Рядом с ним я лишалась воли, будь он постарше, все могло запутаться и покруче, но мне было 10 и ничего, кроме жара, истомы, желания обнять его и раствориться, слиться в единое нечто. Потом, когда мне будет 19, я найду название этому чувству.
А пока, из своего детского лексикона я извлекла единственное подходящее понятие. Так и остался он в моих летописях под грифом "первая любовь".
У него был удивительный голос, одновременно и пьщнящий и пошлый, вызывающий неловкость, напоминающий нарочито сдавленный голос советского Жюлена Сореля, да и манеры были схожими. Николай Еременко, Родион Нахапетов и Игорь Кеблушек - термоядерная смесь сентиментального дурновкусия и слащавой мелодрамы.
Эмоций он вызывал в избытке, через край и мне во вред. И если бы это была только эротика с романтикой! Ему я обязана первым отвращением, первой горечью предательства, разочарованием, яростью, презрением, обидой, я страдала от стыда за него и от стыда за то, что ничего не могла с собой поделать.
Теперь, будучи взрослой, я понимаю: нельзя любить того, кого стыдишься.

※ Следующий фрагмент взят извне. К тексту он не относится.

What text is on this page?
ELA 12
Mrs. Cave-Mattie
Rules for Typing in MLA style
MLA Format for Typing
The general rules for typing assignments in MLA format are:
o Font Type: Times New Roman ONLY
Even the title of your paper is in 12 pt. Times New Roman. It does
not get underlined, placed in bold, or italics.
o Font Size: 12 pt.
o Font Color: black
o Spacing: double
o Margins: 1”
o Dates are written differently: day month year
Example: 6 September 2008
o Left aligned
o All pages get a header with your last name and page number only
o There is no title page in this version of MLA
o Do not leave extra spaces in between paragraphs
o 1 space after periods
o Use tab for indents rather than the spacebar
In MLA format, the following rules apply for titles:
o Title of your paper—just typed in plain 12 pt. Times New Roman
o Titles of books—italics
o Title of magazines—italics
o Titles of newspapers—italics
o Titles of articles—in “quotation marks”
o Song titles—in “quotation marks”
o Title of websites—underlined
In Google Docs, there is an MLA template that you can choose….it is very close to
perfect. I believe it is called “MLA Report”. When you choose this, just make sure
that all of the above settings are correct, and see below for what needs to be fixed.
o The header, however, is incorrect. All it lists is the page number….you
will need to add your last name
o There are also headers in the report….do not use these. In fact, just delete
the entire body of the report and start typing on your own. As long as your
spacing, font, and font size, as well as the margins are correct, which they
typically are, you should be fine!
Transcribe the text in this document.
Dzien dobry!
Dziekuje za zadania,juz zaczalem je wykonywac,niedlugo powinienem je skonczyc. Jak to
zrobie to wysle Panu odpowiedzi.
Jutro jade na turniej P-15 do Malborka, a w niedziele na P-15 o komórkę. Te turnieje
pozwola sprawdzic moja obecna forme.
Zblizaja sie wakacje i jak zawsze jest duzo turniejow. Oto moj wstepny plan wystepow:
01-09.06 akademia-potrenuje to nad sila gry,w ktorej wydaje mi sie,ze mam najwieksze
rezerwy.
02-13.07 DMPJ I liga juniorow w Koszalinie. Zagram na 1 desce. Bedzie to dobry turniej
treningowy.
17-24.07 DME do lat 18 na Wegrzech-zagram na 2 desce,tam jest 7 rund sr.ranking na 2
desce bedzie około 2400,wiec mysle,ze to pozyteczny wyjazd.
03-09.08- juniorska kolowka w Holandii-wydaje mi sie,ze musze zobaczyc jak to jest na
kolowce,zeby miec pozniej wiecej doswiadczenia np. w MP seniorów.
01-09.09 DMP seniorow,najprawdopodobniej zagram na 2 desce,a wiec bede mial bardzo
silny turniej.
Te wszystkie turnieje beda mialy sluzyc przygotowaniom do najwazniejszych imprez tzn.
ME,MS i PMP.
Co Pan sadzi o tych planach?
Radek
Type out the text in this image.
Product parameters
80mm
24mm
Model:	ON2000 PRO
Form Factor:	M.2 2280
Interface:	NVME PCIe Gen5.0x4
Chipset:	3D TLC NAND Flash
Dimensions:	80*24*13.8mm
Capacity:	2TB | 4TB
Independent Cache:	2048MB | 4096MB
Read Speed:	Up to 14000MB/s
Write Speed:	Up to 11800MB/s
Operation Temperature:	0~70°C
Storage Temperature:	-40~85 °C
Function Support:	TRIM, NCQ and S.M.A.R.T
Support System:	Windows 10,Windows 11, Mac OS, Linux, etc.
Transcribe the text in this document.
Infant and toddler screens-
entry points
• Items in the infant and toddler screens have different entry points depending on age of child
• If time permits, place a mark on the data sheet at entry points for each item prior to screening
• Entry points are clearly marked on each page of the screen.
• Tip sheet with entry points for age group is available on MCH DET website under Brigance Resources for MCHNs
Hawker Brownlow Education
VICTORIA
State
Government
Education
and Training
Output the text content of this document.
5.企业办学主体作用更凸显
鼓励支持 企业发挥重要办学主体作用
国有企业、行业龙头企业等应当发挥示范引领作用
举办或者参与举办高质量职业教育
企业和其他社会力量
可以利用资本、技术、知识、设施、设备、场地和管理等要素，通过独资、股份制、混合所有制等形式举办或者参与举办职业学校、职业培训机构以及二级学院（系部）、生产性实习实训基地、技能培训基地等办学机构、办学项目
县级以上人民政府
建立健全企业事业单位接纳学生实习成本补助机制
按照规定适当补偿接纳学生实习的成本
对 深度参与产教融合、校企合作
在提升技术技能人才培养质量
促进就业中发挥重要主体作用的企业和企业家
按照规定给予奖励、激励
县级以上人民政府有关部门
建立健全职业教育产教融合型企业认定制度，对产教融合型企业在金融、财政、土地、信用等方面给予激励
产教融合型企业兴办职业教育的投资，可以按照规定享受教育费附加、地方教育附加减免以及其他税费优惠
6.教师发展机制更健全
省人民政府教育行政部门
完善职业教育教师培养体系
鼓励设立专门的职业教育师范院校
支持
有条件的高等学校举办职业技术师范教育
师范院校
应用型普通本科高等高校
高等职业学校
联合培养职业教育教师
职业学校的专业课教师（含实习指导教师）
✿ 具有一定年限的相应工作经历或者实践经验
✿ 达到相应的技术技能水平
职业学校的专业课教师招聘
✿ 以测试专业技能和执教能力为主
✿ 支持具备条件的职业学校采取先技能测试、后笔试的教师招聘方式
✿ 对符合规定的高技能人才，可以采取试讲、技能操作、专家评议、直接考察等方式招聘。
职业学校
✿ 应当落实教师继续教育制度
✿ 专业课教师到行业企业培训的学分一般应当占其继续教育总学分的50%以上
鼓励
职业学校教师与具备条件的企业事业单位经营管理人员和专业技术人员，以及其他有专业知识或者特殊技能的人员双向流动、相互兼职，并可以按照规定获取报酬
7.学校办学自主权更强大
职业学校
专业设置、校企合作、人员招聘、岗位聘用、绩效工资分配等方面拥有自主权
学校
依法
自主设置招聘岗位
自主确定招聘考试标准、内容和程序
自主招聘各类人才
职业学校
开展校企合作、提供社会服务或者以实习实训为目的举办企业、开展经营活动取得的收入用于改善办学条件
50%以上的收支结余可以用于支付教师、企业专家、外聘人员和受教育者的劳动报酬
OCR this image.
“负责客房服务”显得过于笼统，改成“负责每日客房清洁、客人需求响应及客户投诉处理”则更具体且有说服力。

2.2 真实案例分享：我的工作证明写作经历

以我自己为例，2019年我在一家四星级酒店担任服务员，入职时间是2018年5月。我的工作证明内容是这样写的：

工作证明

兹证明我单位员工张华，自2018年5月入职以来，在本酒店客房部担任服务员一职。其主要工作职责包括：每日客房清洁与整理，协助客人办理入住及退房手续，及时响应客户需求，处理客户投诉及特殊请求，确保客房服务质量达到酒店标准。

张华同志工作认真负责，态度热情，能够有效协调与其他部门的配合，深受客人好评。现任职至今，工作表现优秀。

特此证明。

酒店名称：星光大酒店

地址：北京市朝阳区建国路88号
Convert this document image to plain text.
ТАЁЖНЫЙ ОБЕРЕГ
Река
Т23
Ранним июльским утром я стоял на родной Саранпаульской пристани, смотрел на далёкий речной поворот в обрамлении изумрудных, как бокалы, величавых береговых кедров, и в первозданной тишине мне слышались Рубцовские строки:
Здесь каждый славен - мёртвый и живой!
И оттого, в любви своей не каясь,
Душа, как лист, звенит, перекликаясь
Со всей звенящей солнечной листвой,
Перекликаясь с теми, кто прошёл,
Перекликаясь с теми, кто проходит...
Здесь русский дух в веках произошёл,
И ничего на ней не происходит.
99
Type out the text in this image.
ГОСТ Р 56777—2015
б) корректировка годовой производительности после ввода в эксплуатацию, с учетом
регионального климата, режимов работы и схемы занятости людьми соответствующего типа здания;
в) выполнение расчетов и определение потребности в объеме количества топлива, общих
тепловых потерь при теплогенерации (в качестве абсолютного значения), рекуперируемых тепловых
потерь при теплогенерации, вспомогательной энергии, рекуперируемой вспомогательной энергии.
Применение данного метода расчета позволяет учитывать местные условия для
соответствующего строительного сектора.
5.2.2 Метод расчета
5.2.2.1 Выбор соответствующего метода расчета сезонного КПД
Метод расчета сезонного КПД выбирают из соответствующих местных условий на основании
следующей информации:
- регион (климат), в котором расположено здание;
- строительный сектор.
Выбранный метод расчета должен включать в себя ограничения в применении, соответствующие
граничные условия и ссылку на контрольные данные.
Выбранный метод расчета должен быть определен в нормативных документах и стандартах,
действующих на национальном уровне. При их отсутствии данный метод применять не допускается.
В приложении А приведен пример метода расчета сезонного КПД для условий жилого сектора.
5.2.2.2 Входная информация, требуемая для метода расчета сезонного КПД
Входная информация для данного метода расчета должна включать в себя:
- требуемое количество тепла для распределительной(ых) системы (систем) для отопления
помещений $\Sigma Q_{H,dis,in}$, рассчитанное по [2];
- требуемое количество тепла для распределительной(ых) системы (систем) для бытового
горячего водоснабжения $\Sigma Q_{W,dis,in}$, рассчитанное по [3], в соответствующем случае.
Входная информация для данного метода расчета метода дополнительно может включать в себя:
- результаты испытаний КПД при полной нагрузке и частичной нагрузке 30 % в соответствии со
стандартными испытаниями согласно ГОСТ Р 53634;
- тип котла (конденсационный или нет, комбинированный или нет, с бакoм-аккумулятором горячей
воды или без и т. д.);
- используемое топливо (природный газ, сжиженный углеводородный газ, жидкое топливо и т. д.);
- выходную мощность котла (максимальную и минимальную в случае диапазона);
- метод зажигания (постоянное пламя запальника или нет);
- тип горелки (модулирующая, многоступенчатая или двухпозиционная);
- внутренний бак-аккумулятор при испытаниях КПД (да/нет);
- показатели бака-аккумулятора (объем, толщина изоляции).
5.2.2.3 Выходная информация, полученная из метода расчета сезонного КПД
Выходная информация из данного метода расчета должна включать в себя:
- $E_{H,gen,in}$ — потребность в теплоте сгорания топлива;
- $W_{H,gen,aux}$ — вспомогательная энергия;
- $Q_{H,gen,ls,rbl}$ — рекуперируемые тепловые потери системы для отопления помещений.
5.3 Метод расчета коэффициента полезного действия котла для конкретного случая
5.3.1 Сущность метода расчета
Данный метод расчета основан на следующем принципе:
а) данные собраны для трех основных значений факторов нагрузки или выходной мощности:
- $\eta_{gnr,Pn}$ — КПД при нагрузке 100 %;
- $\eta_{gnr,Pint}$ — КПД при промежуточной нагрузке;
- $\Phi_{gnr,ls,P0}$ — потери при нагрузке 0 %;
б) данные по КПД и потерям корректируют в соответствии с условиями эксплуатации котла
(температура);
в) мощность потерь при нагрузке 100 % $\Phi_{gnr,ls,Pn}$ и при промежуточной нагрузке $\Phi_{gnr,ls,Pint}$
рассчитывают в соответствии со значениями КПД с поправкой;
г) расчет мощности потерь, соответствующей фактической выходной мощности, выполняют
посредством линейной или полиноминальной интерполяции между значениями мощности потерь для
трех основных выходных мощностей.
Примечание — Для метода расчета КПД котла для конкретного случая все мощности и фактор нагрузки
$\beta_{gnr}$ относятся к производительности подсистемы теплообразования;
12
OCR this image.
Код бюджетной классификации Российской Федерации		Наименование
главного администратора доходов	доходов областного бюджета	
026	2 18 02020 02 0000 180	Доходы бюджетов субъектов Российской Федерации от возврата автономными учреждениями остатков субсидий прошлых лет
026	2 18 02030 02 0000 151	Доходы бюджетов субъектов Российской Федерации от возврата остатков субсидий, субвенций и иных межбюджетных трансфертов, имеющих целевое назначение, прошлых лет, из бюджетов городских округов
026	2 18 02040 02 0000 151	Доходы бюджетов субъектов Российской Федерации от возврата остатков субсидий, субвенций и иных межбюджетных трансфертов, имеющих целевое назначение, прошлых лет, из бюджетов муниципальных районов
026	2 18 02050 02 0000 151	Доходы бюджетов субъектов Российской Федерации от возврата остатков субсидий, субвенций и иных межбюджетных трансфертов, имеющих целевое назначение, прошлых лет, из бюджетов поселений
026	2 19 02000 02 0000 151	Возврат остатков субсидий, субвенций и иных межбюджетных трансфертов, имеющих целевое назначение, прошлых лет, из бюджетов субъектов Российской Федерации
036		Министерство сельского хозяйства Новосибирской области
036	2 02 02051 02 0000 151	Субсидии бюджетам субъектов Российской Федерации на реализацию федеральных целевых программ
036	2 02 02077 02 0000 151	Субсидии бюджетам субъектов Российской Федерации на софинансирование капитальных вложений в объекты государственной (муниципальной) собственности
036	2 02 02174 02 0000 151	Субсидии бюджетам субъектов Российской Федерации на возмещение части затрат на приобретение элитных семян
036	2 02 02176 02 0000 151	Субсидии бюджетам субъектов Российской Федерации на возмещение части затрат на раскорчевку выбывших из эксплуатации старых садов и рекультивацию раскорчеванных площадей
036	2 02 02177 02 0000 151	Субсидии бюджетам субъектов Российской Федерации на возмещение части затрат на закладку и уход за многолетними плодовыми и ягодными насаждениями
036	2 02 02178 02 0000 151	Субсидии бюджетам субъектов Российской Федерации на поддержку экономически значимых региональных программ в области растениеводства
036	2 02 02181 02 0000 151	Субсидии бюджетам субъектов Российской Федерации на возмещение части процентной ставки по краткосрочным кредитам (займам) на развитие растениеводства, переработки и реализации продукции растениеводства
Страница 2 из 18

А тогда я просто не знала ни имени своему чувству, ни объяснения его поступкам, ни ответа на вопрос, почему мне так тошно, и чем ближе, тем противнее. Чувства не обманывали меня. По крайней мере, в части отвращения. А впрочем, и в части томления: надо думать, у нас был бы прекрасный секс... Если бы, конечно, он не испортил все, ляпнув очередную неуместность. Если бы секс был, это явилось бы неким логическим завершением истории, и я, наверное, прозрела бы раньше. Но секса не случилось, вдобавок он трагически погиб, и я долгие годы находила его в своих снах. В юности я романтизировала то, что сейчас брезгливо стряхнула бы с кончиков пальцев. Я любила в нем то малое, что было в нем хорошего.
А вобщем, был он дурак и дрянь, как ни печально это признавать за первой любовью.